Guiding the Ancient Tel in Jericho,
Synagogue at Ayn Dyuk
Tiyul-Rihla’s second “Guide on the Other Side” seminar began at ancient Jericho (Tel es Sultan) with some fifteen Palestinian and fifteen Jewish-Israeli tour guides. A round of introductions transitioned into a walk around the archaeological site where a local guide pointed out the excavated millennia old “tower” and recounted the many civilizations that once settled here. Our Palestinian seminar coordinator provided his own take, suggesting that when biblical Joshua arrived to the area he found and took control over empty land. But the bible records a “conquest” because such a compelling story of bravery wins followers and intimidates opponents. In other words, story-telling deviated from truth even in biblical times to serve a particular political agenda. Another Palestinian guide added that the Tel offers an injunction against war – the builders of the tower are long gone, and only with peace can the builders of today’s towers survive to tell their story long into the future.
Our journey continued beyond the city to an unmarked pull-off the main road leading north. Guides alighted and walked through banana plantations before reaching a small covered, fenced-in area above the lush wadi of Dyuk village. One of our Israeli guides opened the conversation, explaining that he knew of the site we now stood beside, the 5th-6th century Naaran Synagogue, but had never seen or visited it before because it lies in a Palestinian-controlled area he is forbidden from. He shared background information – the mosaic floor here features symbols of the Jewish Temple (i.e. a menorah and species of the harvest festivals) along with other popular cultural icons such as the Zodiac revolving around an image of the sun. The unusual positioning of the synagogue, facing south rather than west towards Jerusalem, may indicate the builders’ desire to distinguish the house of worship from the east-west facing early churches of that time period or to match the south-facing orientation of other synagogues of the same period in the Galilee. What factors cause traditions and cultures to adapt and evolve throughout history, and up until today?
The conversation quickly shifted to the politics of the site, a barer of Jewish heritage falling under the auspices of the Palestinian Authority. After one Palestinian guide stated that he was pleased to see the PA ministry investing in historical preservation, another emphatically explained that it makes sense for the Palestinians to celebrate Jewish history because Palestinian history includes the Jews of Palestine. The reason why a site like this one remains largely unknown and tucked away from view is because Israelis have made claim to every Jewish site in an attempt to establish control over it – at Joseph’s Tomb in Nablus, for example, where the military presence draws protest and periodic attempts to damage the site. An Israeli guide replied that the impulse to take over stems from concern that the Palestinians refuse to acknowledge Jewish roots in the land or connection to key Jewish sites like the Temple Mount/Noble Sanctuary.
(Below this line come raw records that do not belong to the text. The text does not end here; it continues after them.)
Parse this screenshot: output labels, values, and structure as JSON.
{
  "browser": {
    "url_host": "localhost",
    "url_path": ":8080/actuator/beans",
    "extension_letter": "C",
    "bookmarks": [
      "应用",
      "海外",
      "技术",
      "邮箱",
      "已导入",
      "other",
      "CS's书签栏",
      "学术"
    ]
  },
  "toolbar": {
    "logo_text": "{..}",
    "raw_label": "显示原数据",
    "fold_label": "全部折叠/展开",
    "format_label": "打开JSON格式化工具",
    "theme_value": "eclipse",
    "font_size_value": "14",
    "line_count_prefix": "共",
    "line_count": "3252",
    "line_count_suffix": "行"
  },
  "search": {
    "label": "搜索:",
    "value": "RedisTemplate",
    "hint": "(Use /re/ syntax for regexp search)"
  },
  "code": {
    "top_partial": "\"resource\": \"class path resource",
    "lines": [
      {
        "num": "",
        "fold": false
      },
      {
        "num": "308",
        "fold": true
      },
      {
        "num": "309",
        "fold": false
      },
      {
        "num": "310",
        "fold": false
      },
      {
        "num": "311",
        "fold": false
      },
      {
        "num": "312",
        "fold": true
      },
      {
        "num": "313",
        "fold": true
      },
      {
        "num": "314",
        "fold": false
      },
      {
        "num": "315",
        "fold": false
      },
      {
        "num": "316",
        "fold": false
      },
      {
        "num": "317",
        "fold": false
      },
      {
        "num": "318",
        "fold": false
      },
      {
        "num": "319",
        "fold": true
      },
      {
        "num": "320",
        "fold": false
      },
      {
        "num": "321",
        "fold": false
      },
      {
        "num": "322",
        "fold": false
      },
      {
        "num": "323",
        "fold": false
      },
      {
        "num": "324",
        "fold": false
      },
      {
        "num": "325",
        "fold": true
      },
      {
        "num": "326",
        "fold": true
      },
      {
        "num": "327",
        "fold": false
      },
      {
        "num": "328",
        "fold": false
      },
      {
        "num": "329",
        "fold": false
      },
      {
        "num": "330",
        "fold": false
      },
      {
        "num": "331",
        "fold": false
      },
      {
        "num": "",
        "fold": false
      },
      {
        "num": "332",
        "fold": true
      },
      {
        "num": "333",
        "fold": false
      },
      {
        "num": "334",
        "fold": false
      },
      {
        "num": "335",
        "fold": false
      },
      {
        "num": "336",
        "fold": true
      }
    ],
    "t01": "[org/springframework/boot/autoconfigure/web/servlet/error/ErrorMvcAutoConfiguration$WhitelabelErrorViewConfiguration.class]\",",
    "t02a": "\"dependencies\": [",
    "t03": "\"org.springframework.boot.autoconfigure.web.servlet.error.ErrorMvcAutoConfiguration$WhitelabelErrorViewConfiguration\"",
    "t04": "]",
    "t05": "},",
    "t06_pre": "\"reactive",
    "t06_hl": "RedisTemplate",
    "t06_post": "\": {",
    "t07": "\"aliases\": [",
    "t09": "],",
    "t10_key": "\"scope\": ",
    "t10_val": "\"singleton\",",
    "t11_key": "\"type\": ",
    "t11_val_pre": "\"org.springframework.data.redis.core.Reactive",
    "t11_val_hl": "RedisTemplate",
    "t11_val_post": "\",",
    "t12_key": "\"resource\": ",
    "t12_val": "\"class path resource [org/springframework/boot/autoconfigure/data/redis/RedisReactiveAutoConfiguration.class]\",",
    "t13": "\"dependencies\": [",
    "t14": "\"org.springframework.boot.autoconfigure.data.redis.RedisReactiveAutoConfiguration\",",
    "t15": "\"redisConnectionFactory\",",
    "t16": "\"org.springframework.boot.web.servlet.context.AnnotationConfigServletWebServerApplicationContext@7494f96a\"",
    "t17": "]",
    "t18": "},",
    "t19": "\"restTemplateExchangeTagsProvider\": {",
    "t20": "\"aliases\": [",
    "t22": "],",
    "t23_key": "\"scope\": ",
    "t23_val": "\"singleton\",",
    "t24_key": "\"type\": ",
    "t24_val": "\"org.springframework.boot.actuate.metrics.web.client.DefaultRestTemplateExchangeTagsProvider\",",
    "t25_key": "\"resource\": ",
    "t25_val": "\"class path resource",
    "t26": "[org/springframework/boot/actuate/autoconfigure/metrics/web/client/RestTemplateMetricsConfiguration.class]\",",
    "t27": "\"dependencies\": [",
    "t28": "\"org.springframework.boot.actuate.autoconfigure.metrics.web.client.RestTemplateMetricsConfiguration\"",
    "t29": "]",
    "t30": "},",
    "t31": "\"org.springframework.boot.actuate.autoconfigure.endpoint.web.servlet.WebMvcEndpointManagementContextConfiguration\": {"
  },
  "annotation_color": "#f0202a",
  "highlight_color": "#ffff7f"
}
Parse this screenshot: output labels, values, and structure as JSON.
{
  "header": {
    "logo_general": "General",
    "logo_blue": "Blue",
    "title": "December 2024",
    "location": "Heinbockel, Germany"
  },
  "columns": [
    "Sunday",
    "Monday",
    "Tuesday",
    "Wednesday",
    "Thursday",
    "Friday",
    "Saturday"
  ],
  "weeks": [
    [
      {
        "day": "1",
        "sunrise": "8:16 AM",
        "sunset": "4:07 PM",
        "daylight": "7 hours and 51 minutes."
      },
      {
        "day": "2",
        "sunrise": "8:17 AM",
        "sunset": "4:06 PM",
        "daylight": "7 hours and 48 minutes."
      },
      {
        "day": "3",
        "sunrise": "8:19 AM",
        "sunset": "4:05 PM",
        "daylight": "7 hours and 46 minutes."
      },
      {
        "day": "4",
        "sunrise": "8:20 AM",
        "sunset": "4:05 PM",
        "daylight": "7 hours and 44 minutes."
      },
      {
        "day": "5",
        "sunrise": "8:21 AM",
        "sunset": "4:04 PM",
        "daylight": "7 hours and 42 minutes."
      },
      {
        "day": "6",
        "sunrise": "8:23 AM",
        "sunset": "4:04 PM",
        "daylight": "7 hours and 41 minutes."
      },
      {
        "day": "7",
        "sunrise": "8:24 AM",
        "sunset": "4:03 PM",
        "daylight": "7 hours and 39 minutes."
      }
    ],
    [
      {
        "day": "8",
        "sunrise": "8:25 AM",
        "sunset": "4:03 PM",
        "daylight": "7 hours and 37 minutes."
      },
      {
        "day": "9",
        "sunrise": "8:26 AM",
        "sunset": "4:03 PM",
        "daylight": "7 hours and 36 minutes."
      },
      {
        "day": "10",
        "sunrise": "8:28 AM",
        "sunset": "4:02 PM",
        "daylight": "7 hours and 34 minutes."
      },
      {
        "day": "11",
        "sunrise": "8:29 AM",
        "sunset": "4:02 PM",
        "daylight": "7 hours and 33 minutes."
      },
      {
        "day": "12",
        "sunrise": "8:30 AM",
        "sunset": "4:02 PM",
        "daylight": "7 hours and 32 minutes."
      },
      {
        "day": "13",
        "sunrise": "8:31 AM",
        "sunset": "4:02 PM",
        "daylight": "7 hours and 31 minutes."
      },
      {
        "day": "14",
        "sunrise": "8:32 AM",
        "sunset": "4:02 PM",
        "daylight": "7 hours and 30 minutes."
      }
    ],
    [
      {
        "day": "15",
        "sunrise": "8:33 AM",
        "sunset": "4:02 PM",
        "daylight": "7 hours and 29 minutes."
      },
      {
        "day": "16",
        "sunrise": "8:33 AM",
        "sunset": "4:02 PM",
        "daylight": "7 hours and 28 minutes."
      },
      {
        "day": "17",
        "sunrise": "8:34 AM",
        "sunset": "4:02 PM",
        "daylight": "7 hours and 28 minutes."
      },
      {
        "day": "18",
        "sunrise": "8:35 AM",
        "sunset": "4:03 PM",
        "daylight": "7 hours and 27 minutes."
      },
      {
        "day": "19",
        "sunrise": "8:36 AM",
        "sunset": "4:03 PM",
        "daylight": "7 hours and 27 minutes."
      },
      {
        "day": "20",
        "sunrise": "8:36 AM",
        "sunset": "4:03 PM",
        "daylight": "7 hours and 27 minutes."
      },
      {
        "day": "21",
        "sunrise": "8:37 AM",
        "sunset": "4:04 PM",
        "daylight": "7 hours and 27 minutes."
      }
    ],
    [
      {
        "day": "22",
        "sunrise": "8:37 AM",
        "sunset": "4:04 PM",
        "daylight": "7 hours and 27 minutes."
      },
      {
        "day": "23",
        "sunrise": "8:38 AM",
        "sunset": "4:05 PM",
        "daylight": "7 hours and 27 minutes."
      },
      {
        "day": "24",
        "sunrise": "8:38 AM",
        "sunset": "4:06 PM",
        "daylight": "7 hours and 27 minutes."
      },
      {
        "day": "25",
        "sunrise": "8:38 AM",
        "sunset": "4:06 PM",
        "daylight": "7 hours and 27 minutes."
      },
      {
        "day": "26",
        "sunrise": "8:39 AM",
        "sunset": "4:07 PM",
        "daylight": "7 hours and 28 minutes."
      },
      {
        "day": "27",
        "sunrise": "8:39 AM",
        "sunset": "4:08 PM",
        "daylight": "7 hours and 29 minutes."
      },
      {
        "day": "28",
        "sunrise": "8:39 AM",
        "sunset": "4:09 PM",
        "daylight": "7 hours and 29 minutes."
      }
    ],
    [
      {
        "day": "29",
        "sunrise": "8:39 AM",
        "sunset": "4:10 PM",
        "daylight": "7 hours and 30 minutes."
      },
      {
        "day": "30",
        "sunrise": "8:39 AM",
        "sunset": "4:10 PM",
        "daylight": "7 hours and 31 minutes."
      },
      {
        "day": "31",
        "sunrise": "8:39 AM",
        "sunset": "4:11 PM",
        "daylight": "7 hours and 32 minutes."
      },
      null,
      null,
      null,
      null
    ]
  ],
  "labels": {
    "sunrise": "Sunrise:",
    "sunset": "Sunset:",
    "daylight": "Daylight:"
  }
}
There is a sense that mutual concern over the “other side’s” denial of their own historical truths fuels defensiveness and even drives attempts to cover up heritage sites that do not fit as cleanly within a particular narrative. Israelis worry about Palestinians refusal to acknowledge their historical connection to the land, while Palestinians downplay the fact that they identify with elements of Jewish history out of fear that the Israelis will, ironically, deny that relation in an attempt to exclusively control all evidence supporting Jewish claims.